Mayor and Deputy Mayor Named in Former County Counsel's Lawsuit
Suit alleges that the Republicans' vote to replace former municipal judge David Lafferty was politically motivated.
A Montvale lawyer and Democratic contributor, who previously served as assistant county counsel, is suing both Mayor Jeanne Baratta and Deputy Mayor Ed Trawinski for their votes earlier this year to replace her husband as Fair Lawn's municipal court judge.
Kelly Durkin, whom NorthJersey.com reported is also suing the county executive and former county counsel over her removal as assistant county counsel last July, alleges in the suit that Baratta and Trawinski opted not to re-appoint her husband, David Lafferty, as municipal court judge because of her ongoing dispute with the county.
Durkin, who had served as assistant county counsel for more than eight years under the previous Democratic regime, was relieved of her duties on July 8 of last year, six months after the Donovan regime took office.
She alleges that her firing was not performance-related and was instead the result of her actively campaigning for former County Executive Dennis McNerney, who opposed Kathleen Donovan in the 2010 County Executive race.
Trawinski said Tuesday that his vote to oust Lafferty as Fair Lawn's municipal court judge had nothing to do with Durkin's dispute with the county. In fact, he said he did not realize Durkin and Lafferty were married because they do not share the same last name. Rather, he said he voted to replace Lafferty -- whose appointment he had never supported -- because of the judge's history of political contributions.

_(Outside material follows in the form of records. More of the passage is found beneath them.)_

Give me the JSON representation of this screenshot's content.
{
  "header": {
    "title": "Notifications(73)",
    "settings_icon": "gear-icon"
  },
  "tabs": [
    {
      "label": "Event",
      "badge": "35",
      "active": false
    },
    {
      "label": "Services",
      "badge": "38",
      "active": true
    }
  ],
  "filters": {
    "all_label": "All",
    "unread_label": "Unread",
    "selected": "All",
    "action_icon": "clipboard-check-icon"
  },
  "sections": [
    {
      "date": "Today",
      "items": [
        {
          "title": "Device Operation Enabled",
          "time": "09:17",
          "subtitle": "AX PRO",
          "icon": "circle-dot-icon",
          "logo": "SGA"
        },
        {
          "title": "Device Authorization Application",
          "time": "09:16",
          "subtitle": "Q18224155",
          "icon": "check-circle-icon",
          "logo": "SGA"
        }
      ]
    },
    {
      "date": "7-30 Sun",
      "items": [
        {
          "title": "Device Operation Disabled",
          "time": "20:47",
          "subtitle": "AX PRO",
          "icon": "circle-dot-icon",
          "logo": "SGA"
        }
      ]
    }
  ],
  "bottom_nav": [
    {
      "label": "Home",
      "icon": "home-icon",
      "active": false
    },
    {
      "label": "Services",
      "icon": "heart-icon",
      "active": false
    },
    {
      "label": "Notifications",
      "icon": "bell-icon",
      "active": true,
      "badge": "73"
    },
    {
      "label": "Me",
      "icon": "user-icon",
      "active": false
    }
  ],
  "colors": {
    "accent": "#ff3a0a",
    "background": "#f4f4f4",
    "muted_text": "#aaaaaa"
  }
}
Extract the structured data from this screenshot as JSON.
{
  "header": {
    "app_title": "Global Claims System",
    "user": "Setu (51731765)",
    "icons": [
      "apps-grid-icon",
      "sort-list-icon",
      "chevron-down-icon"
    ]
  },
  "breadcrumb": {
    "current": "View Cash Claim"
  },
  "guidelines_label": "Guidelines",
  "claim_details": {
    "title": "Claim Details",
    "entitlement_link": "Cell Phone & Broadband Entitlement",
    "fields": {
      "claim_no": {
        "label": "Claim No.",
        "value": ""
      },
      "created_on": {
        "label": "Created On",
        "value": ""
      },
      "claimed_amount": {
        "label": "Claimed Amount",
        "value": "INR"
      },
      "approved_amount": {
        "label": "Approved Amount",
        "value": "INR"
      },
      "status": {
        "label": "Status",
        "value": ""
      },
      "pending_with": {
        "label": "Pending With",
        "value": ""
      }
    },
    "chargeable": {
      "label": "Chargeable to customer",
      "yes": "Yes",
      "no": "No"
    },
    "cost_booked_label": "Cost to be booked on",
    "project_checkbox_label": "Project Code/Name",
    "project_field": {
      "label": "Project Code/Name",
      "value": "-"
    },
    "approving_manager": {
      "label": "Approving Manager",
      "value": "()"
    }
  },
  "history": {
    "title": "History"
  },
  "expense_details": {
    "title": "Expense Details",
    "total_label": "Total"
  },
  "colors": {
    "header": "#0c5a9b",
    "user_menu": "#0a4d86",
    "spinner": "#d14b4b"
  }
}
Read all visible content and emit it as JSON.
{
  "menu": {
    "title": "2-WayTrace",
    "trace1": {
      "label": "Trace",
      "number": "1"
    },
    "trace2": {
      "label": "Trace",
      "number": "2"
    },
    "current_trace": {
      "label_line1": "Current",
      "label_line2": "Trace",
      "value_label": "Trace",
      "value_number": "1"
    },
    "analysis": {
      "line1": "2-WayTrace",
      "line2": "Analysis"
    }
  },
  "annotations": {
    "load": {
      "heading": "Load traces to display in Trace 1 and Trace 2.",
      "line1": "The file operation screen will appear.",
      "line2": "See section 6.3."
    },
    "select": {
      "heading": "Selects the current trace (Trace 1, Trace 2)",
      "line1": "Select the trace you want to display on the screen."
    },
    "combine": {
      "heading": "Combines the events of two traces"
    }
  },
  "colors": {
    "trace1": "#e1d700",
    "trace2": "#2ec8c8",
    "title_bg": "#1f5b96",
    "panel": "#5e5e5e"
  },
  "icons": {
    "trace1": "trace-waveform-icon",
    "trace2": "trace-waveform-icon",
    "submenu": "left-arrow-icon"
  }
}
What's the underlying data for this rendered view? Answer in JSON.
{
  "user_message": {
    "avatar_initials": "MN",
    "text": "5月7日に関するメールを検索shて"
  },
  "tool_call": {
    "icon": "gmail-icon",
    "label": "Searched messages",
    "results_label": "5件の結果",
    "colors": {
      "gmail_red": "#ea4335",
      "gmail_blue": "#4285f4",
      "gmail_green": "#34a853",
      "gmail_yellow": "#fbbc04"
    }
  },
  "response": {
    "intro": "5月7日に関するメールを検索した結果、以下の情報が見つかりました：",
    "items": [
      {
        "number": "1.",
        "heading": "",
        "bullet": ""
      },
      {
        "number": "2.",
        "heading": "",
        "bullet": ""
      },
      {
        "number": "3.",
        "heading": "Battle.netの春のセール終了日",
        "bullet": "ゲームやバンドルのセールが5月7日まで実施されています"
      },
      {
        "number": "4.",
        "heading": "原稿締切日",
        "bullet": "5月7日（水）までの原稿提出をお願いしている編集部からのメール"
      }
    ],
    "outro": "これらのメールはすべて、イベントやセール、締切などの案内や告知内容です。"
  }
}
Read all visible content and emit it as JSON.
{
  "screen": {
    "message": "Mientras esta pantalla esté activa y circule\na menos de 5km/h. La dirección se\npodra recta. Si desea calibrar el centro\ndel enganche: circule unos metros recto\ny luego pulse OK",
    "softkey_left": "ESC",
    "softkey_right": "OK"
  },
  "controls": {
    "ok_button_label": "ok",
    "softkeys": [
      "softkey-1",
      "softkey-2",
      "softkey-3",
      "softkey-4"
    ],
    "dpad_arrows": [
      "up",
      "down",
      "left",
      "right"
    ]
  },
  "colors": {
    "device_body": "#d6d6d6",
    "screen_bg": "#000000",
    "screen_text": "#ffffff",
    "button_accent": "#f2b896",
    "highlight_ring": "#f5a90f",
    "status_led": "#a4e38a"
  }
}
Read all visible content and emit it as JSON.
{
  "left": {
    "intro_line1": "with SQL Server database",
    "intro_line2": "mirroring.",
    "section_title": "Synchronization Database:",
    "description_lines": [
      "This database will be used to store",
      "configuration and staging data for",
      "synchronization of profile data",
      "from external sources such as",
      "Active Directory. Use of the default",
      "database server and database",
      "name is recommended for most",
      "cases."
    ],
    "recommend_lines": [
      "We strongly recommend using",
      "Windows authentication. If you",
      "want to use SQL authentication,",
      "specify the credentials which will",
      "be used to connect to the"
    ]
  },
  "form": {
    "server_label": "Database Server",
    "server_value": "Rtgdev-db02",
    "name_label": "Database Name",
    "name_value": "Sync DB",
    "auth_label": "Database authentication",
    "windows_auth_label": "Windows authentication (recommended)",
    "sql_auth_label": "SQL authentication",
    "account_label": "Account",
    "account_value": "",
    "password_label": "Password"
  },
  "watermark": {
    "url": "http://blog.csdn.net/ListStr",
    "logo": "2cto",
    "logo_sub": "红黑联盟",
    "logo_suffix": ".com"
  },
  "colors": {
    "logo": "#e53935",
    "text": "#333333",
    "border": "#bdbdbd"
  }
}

From 2000 to 2005, Lafferty donated more than $22,000 to the Bergen County Democratic Organization, while his wife, Durkin, gave $17,800 to the BCDO between 2006 and 2007, according to campaign finance records.
Lafferty became the municipal court judge in 2006, the same year Fair Lawn enacted its original pay-to-play ordinance, which means his wife's contributions technically ran afoul of the law at the time. Due to a previous loophole in the ordinance, however, Lafferty would not have been prevented from serving as municipal judge as long as the position had been advertised.